Карикатура. Непридуманная история - Антон Кротков 4 стр.


Газета «Der Sturmer» («Штурмовик»)

В предвоенном Берлине, других городах Третьего рейха такие доски так же охранялись полицией, ибо антифашистски настроенные немцы часто по ночам ломали эти, как они считали, «щиты национального позора».

Кстати, напрашивается одна не слишком приятная для нашего времени ассоциация. В конце июля 2008 года на стенде управы московского района «Беговой» рядом с различной официальной информацией появилась настоящая нацистская листовка с оскорбительными для лиц других национальностей призывами. Когда возмущённые жители района стали звонить в администрацию района и требовать, чтобы националистическая агитка немедленно была убрана, им отвечали, что не они эту листовку повесили, значит, не им её и снимать. Непонятно, как данная противозаконная листовка попала на официальный стенд государственного органа власти, но практически круглосуточно находившиеся поблизости патрульные милиционеры следили за тем, чтобы никто из разгневанных москвичей не разбил витрину информационного щита или не попробовал как-то иначе снять фашистский пропагандистский листок. Трудно сказать, что это было: обыкновенный современный фашизм или головотяпство чиновников…

* * *

Каждый номер «Штурмовика» помимо антисемитских статей содержал карикатуры Филиппа Рупрехта. Этот беспринципный человек начинал свою карьеру в газете социал-демократов, для которой рисовал карикатуры на Гитлера и других лидеров маленькой одиозной партии. Но когда нацисты набрали силу, Рупрехт переметнулся к ним и вскоре был обласкан новой властью.

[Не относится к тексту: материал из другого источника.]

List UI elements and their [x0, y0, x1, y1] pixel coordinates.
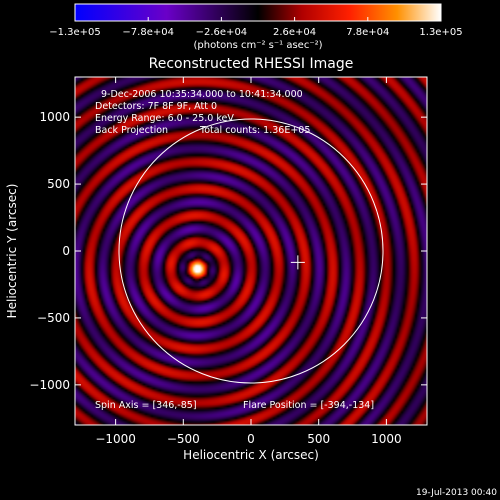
y-tick-label: −500: [37, 311, 70, 325]
chart-title: Reconstructed RHESSI Image: [149, 56, 354, 72]
annotation-detectors: Detectors: 7F 8F 9F, Att 0: [95, 101, 217, 112]
x-tick-label: −1000: [95, 432, 136, 446]
colorbar-tick-label: 2.6e+04: [273, 27, 316, 38]
y-tick-label: 0: [62, 244, 70, 258]
spin-axis-marker: [290, 255, 305, 270]
x-tick-label: 1000: [371, 432, 402, 446]
y-axis-label: Heliocentric Y (arcsec): [5, 184, 19, 319]
flare-position-label: Flare Position = [-394,-134]: [243, 400, 374, 411]
colorbar-tick-label: 7.8e+04: [346, 27, 389, 38]
heatmap-image: [75, 77, 427, 425]
solar-disk-outline: [118, 118, 384, 384]
y-tick-label: 1000: [39, 110, 70, 124]
x-axis-label: Heliocentric X (arcsec): [183, 448, 319, 462]
colorbar-gradient: [74, 3, 442, 22]
plot-area: 9-Dec-2006 10:35:34.000 to 10:41:34.000 …: [74, 76, 428, 426]
y-tick-label: 500: [47, 177, 70, 191]
timestamp: 19-Jul-2013 00:40: [416, 488, 497, 498]
y-tick-label: −1000: [29, 378, 70, 392]
annotation-total-counts: Total counts: 1.36E+05: [199, 125, 310, 136]
x-tick-label: −500: [167, 432, 200, 446]
annotation-energy-range: Energy Range: 6.0 - 25.0 keV: [95, 113, 234, 124]
colorbar-tick-label: 1.3e+05: [419, 27, 462, 38]
spin-axis-label: Spin Axis = [346,-85]: [95, 400, 197, 411]
colorbar-unit-label: (photons cm⁻² s⁻¹ asec⁻²): [193, 40, 322, 51]
x-tick-label: 0: [247, 432, 255, 446]
annotation-method: Back Projection: [95, 125, 168, 136]
y-axis-ticks: −1000 −500 0 500 1000: [29, 110, 427, 392]
colorbar-ticks: −1.3e+05 −7.8e+04 −2.6e+04 2.6e+04 7.8e+04 1.…: [49, 17, 463, 38]
colorbar: −1.3e+05 −7.8e+04 −2.6e+04 2.6e+04 7.8e+04 1.…: [49, 3, 463, 51]
x-tick-label: 500: [307, 432, 330, 446]
annotation-time-range: 9-Dec-2006 10:35:34.000 to 10:41:34.000: [101, 89, 303, 100]
colorbar-tick-label: −7.8e+04: [122, 27, 174, 38]
x-axis-ticks: −1000 −500 0 500 1000: [95, 77, 402, 446]
colorbar-tick-label: −2.6e+04: [196, 27, 248, 38]
colorbar-tick-label: −1.3e+05: [49, 27, 101, 38]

Художник очень старался отработать высокие гонорары, государственные премии и различные блага, которые посыпались на него, как из рога изобилия, когда лично фюрер одобрил несколько его карикатур на евреев.

Правда, первое время Рупрехт стыдливо прикрывался псевдонимом «Фипс», опасаясь брезгливой реакции прежних знакомых по журналистскому цеху. Но чувство неловкости быстро прошло и сменилось ощущением безнаказанности и собственного творческого триумфа.

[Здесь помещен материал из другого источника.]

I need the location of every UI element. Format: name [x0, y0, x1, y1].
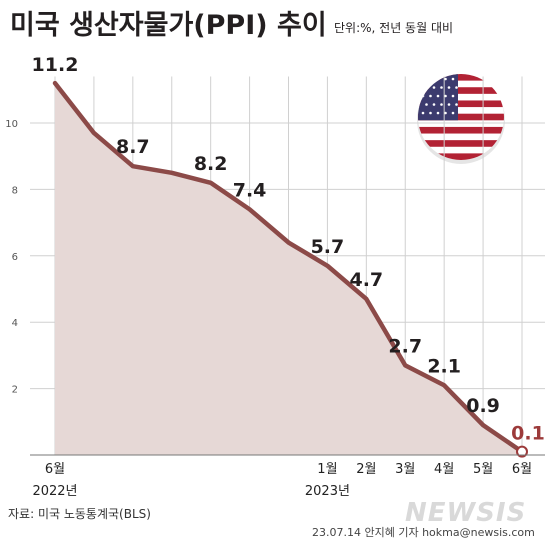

Министр пропаганды доктор Йозеф Геббельс несколько раз на приёмах, устраиваемых для прессы, лично просил Рупрехта не стесняться показывать евреев исчадиями ада. Отныне все законы цивилизованной журналистики отменялись. Ради достижения поставленных целей нацистским художникам дозволялось обращаться к самым низменным человеческим инстинктам, использовать любые приёмы вплоть до порнографии и провокации.

Рупрехт без колебания принял предложенные правила игры и очень старался пробудить в обывателях ненависть к своим соседям и коллегам, которым не повезло родиться от «неправильных» родителей. Он рисовал евреев с огромными крючковатыми носами, выпученными глазами, небритых, толстых, на коротких кривых ножках, или же в образе пауков, разных паразитов или ядовитых змей. На карикатурах Рупрехта евреи часто пытались обманом или за золото надругаться над благородными арийскими женщинами.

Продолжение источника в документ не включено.